Cnooc is two-thirds owned by the Chinese government, which then-North Dakota Democratic Senator Byron Dorgan, among others, complained might endanger U.S. supplies. Chevron Corp., based in San Ramon, California, bought Unocal a few months later.
Chinese companies didn’t embrace Canada immediately, Jiang says. That’s because Harper was pressuring China to improve human rights and even declined to attend the 2008 Beijing Olympics.
Harper visited China in December 2009 after what Jiang describes as goading from Canadian business leaders. Six months later, Harper welcomed President Hu Jintao to Toronto and, toning down human-rights rhetoric, described relations between the nations as a strategic partnership.
Since then, investments by Chinese energy companies have flowed, Alberta Finance Minister Liepert says. Sinopec paid C$4.65 billion for its 9 percent Syncrude stake last year. Cnooc spent C$2.1 billion in July for oil-sands operator Opti Canada Inc.
“Shale oil and gas, and oil sands, are expected to become an important driving force of long-term supply,” Cnooc CEO Yang Hua told reporters in August.
China’s hand in the oil sands may threaten U.S. interests, says Daniel Yergin, author of The Quest: Energy, Security and the Remaking of the Modern World (Penguin, 2011).
“If a significant portion of the oil sands is sold to China, it would be a major lost opportunity for U.S. energy security,” Yergin says.
The 8,500 people in Kitimat, British Columbia, home to salmon, white-coated Kermode bears and 300-foot-tall firs, may become firsthand witnesses to the oil-sands tug of war. The hamlet, situated 100 miles southeast of Alaska where snow-capped peaks rise from the Douglas Channel, would be the western terminus of Northern Gateway. The channel stretches 90 miles to the Pacific, making it the starting point for Asian shipments. Tankers as long as three football fields would make S-shaped turns among islands less than a mile apart.
Canada barred tankers from its western coast after the Exxon Valdez dumped 267,000 barrels in Alaska in 1989. A federal task force may overturn the ban.
“If Northern Gateway goes ahead, oil will rule our country,” says Ian McAllister, director of Pacific Wild, a group dedicated to protecting coastal waters.
As the oil-sands clashes intensify, the world is flocking to Canada. Companies from China, which has responsibility for 1.3 billion consumers, are encamping in Alberta.
“If there are more means of transporting Alberta oil to the West Coast, Chinese and other Asian investment interest will increase,” Jiang says.
The U.S. is striving to maintain its unique ties and generous oil allotments. Even as it delays a decision on a pipeline that environmentalists hate, it plans to review a new path, ensuring that the battle over Alberta’s bounty will brew for years to come.

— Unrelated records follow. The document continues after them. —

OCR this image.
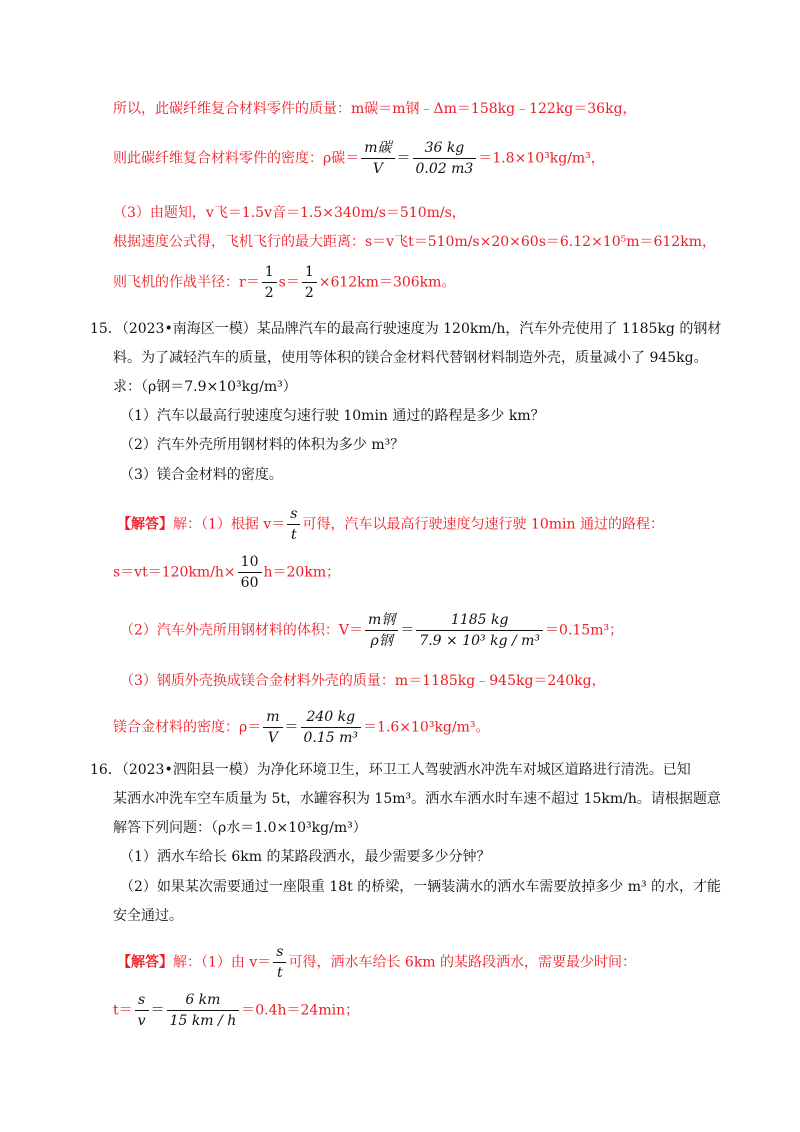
所以，此碳纤维复合材料零件的质量：m碳＝m钢﹣Δm＝158kg﹣122kg＝36kg，
则此碳纤维复合材料零件的密度：ρ碳＝ $\frac{\text{m碳}}{V} = \frac{36 kg}{0.02 m3} =1.8\times 10^3kg/m^3$，
（3）由题知，v飞＝1.5v音＝1.5×340m/s＝510m/s，
根据速度公式得，飞机飞行的最大距离：s＝v飞t＝510m/s×20×60s＝6.12×10⁵m＝612km，
则飞机的作战半径：$r= \frac{1}{2} s= \frac{1}{2} \times 612km=306km$。
15．（2023•南海区一模）某品牌汽车的最高行驶速度为 120km/h，汽车外壳使用了 1185kg 的钢材
料。为了减轻汽车的质量，使用等体积的镁合金材料代替钢材料制造外壳，质量减小了 945kg。
求：（ρ钢＝7.9×10³kg/m³）
（1）汽车以最高行驶速度匀速行驶 10min 通过的路程是多少 km？
（2）汽车外壳所用钢材料的体积为多少 m³？
（3）镁合金材料的密度。
【解答】解：（1）根据 $v= \frac{s}{t}$ 可得，汽车以最高行驶速度匀速行驶 10min 通过的路程：
$s=vt=120km/h\times \frac{10}{60} h=20km$；
（2）汽车外壳所用钢材料的体积：$V= \frac{\text{m钢}}{\text{ρ钢}} = \frac{1185 kg}{\text{7.9 × 10³ kg / m³}} =0.15m^3$；
（3）钢质外壳换成镁合金材料外壳的质量：m＝1185kg﹣945kg＝240kg，
镁合金材料的密度：$\rho= \frac{m}{V} = \frac{240 kg}{\text{0.15 m³}} =1.6\times 10^3kg/m^3$。
16．（2023•泗阳县一模）为净化环境卫生，环卫工人驾驶洒水冲洗车对城区道路进行清洗。已知
某洒水冲洗车空车质量为 5t，水罐容积为 15m³。洒水车洒水时车速不超过 15km/h。请根据题意
解答下列问题：（ρ水＝1.0×10³kg/m³）
（1）洒水车给长 6km 的某路段洒水，最少需要多少分钟？
（2）如果某次需要通过一座限重 18t 的桥梁，一辆装满水的洒水车需要放掉多少 m³ 的水，才能
安全通过。
【解答】解：（1）由 $v= \frac{s}{t}$ 可得，洒水车给长 6km 的某路段洒水，需要最少时间：
$t= \frac{s}{v} = \frac{6 km}{15 km / h} =0.4h=24\min$；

“Nebraskans all over now know the power of people, and the pipeline fight will not be over, even though that is the hope of our leaders,” says Myers, the nurse from Stuart who protested Keystone XL.
Across the globe, nations are clamoring for oil and Alberta is eager to oblige. With all of these forces in play, Canada’s role in shaping the planet’s energy supply and navigating its ecopolitics is just beginning.